I understand it, but innovation is fragmented. The US is doing its own innovation; and China is also doing its own innovation. Moreover, if we see the state of innovation in Europe, we are not in the best shape, to be honest. What do you think about the state of innovation in Europe in such a global competition?

You are absolutely right; we’re not spending nearly enough on innovation. In 2001 the EU decided it would go green, and it would become the most innovative continent in the world. They have done a lot with the former and almost nothing with the latter. People will not realize the importance of investments in long-term innovation until they are preoccupied with climate change, and everybody is running around like their hair is on fire. Innovation is not something that happens overnight. However, we should spend a lot more on it. Europe subsidizes solar panels rather than spending money on innovation and green energy. If we stop being scared, we can start thinking about doing stuff that will be good for us in the long term. Even if the Chinese innovated something, we can all benefit from it.

We have just talked about the issue of the countries of the Third World. In one of your previous interviews, you stated that 75 percent of the carbon emissions are from non-OECD countries. How can we put pressure or offer solutions to these countries?

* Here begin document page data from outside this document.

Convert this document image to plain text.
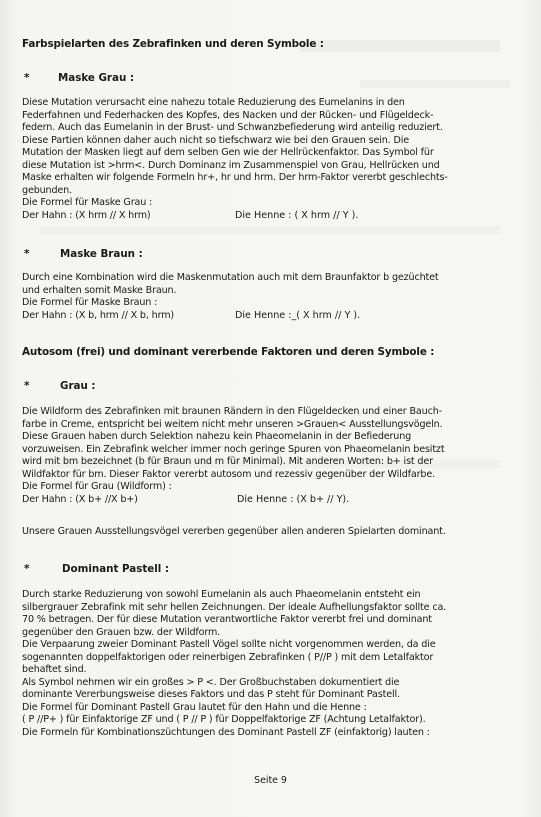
Farbspielarten des Zebrafinken und deren Symbole :
*	Maske Grau :
Diese Mutation verursacht eine nahezu totale Reduzierung des Eumelanins in den
Federfahnen und Federhacken des Kopfes, des Nacken und der Rücken- und Flügeldeck-
federn. Auch das Eumelanin in der Brust- und Schwanzbefiederung wird anteilig reduziert.
Diese Partien können daher auch nicht so tiefschwarz wie bei den Grauen sein. Die
Mutation der Masken liegt auf dem selben Gen wie der Hellrückenfaktor. Das Symbol für
diese Mutation ist >hrm<. Durch Dominanz im Zusammenspiel von Grau, Hellrücken und
Maske erhalten wir folgende Formeln hr+, hr und hrm. Der hrm-Faktor vererbt geschlechts-
gebunden.
Die Formel für Maske Grau :
Der Hahn : (X hrm // X hrm)	Die Henne : ( X hrm // Y ).
*	Maske Braun :
Durch eine Kombination wird die Maskenmutation auch mit dem Braunfaktor b gezüchtet
und erhalten somit Maske Braun.
Die Formel für Maske Braun :
Der Hahn : (X b, hrm // X b, hrm)	Die Henne :_( X hrm // Y ).
Autosom (frei) und dominant vererbende Faktoren und deren Symbole :
*	Grau :
Die Wildform des Zebrafinken mit braunen Rändern in den Flügeldecken und einer Bauch-
farbe in Creme, entspricht bei weitem nicht mehr unseren >Grauen< Ausstellungsvögeln.
Diese Grauen haben durch Selektion nahezu kein Phaeomelanin in der Befiederung
vorzuweisen. Ein Zebrafink welcher immer noch geringe Spuren von Phaeomelanin besitzt
wird mit bm bezeichnet (b für Braun und m für Minimal). Mit anderen Worten: b+ ist der
Wildfaktor für bm. Dieser Faktor vererbt autosom und rezessiv gegenüber der Wildfarbe.
Die Formel für Grau (Wildform) :
Der Hahn : (X b+ //X b+)	Die Henne : (X b+ // Y).
Unsere Grauen Ausstellungsvögel vererben gegenüber allen anderen Spielarten dominant.
*	Dominant Pastell :
Durch starke Reduzierung von sowohl Eumelanin als auch Phaeomelanin entsteht ein
silbergrauer Zebrafink mit sehr hellen Zeichnungen. Der ideale Aufhellungsfaktor sollte ca.
70 % betragen. Der für diese Mutation verantwortliche Faktor vererbt frei und dominant
gegenüber den Grauen bzw. der Wildform.
Die Verpaarung zweier Dominant Pastell Vögel sollte nicht vorgenommen werden, da die
sogenannten doppelfaktorigen oder reinerbigen Zebrafinken ( P//P ) mit dem Letalfaktor
behaftet sind.
Als Symbol nehmen wir ein großes > P <. Der Großbuchstaben dokumentiert die
dominante Vererbungsweise dieses Faktors und das P steht für Dominant Pastell.
Die Formel für Dominant Pastell Grau lautet für den Hahn und die Henne :
( P //P+ ) für Einfaktorige ZF und ( P // P ) für Doppelfaktorige ZF (Achtung Letalfaktor).
Die Formeln für Kombinationszüchtungen des Dominant Pastell ZF (einfaktorig) lauten :
Seite 9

You just put your finger on the main point. We cannot. Africa is still dealing with fundamental issues. African kids are dying from infectious diseases, there is not enough food, and education is inferior. You cannot tell them to stop developing and emitting carbon dioxide. And you cannot even blame them for wanting development. Therefore, I am again pointing out that innovation is the only way to solve climate issues. Imagine again that we innovate a green energy source cheaper than fossil fuels. Everyone would buy it, not because it is green, but because it is more affordable. In the 1970s, many people worried that the world would run out of food. The standard solution would have been to say that if we all eat a little less in the Global North, we can save some food that we can then send down to Africa. But that is not a sustainable solution. The real solution that fixed the problem was again innovation. We innovated much more productive seeds; thus, every hectare of an agricultural area now produces a lot more food. This is how India became the world’s leading rice exporter from a country suffering from starvation.

Bjørn Lomborg is a Danish author and president of the think tank Copenhagen Consensus Center. He is the former director of the Danish government’s Environmental Assessment Institute (EAI) in Copenhagen. Lomborg became internationally known in 2001 for his best-selling and controversial book, The Skeptical Environmentalist. He argues that many of the costly measures and actions adopted by scientists and policymakers to meet the challenges of global warming will ultimately have minimal impact on the world’s rising temperature. Lomborg has previously been listed among the most prominent and influential environmental thinkers by Time Magazine, the Guardian, the World Economic Forum, and the Foreign Policy and Prospects.

Bjørn Lomborg came to Budapest, Hungary, to Mathias Corvinus Collegium at the invitation of the Climate Policy Institute.